How many time constants will elapse before a current in a charging RC circuit drops to half of its initial value? Answer the same question for a charging RC circuit.
A. 6.9, 1.23
B. 1.23, 0.69
C. 0.69, 1.23
D. 0.69, 0.69

Answer 1

Solution

Use the expression for the instantaneous electric current in a RC charging circuit. Substitute the given condition for the electric current at a time t in this expression and solve this expression for the value of time which is equal to a multiple of the time constant. This multiple of the time constant is the final required answer. Check the expression of the instantaneous electric current for the RC discharging circuit and solve it in the same manner.

Formula used:
The expression for an instantaneous electric current $i$ in a RC charging circuit is given by
$i = {i_0}{e^{ - \dfrac{t}{{RC}}}}$ …… (1)
Here, ${i_0}$ is the initial peak current in the RC circuit, $t$ is the time, $R$ is resistance and $C$ is capacitance.

Complete step by step answer:
We have given that the circuit is a charging RC circuit.We know that the instantaneous electric current $i$ in a RC charging circuit is given by
$i = {i_0}{e^{ - \dfrac{t}{{RC}}}}$
The time constant in the above equation is $RC$ .We have asked to calculate the integral number which is multiple of the time constant before the electric current in the circuit becomes half of its initial value.
$i = \dfrac{{{i_0}}}{2}$
Substitute $\dfrac{{{i_0}}}{2}$ for $i$ in equation (1).
$\dfrac{{{i_0}}}{2} = {i_0}{e^{ - \dfrac{t}{{RC}}}}$
$\Rightarrow \dfrac{1}{2} = {e^{ - \dfrac{t}{{RC}}}}$
$\Rightarrow {e^{\dfrac{t}{{RC}}}} = 2$
$\Rightarrow \dfrac{t}{{RC}} = {\log _e}2$
$\Rightarrow \dfrac{t}{{RC}} = 0.69$
$\therefore t = 0.69RC$
Hence, the number of time constants that will elapse before the electric current in the RC charging circuit drops to half of its initial value is 0.69.The value of the instantaneous current for the RC discharging circuit is the same as that of the instantaneous current for the RC charging circuit.Thus, we will obtain the same value for the number of time constant that will elapse for the RC discharging circuit.Therefore, the number of time constant that will elapse before the electric current in the RC charging and RC discharging circuit drops to half of its initial value is 0.69.

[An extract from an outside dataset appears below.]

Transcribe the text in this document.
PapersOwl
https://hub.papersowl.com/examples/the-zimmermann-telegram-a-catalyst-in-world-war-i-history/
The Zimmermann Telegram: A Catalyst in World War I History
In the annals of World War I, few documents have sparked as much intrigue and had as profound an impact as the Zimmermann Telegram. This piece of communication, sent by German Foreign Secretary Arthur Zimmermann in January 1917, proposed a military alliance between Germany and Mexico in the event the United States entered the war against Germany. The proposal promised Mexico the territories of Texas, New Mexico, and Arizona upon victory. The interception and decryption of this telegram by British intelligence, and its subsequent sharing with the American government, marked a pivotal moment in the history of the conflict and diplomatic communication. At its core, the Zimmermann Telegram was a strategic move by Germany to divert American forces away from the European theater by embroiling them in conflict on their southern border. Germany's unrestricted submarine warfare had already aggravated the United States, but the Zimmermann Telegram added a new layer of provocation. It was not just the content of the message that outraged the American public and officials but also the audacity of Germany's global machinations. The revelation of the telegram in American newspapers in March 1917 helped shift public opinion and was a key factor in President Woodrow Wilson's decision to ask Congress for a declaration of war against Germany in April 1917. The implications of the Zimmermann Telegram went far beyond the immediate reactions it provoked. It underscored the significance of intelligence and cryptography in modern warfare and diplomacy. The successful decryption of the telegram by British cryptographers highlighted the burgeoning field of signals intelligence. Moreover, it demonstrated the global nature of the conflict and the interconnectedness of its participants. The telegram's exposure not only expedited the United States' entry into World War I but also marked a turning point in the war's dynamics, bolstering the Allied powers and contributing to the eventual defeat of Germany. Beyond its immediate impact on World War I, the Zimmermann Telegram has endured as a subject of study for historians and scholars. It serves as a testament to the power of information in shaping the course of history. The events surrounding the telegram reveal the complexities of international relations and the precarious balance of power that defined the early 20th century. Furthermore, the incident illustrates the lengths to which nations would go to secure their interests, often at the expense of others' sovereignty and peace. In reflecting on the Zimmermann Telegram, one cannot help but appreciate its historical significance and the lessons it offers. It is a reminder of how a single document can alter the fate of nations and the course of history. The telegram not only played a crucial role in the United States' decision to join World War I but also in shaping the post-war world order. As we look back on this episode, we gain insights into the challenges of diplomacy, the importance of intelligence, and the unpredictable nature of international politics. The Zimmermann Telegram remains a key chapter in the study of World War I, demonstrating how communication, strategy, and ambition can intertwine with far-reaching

Hence, the correct option is D.

Note: One can also solve the same question by another method. One can use the expression for the instantaneous charge for the RC charging and RC discharging circuit and solve these two expressions for the half of the value of the initial charge as the electric current and charge increase or decrease simultaneously. Although the value of instantaneous electric current for the RC charging and discharging circuit is the same, it is different for the charge.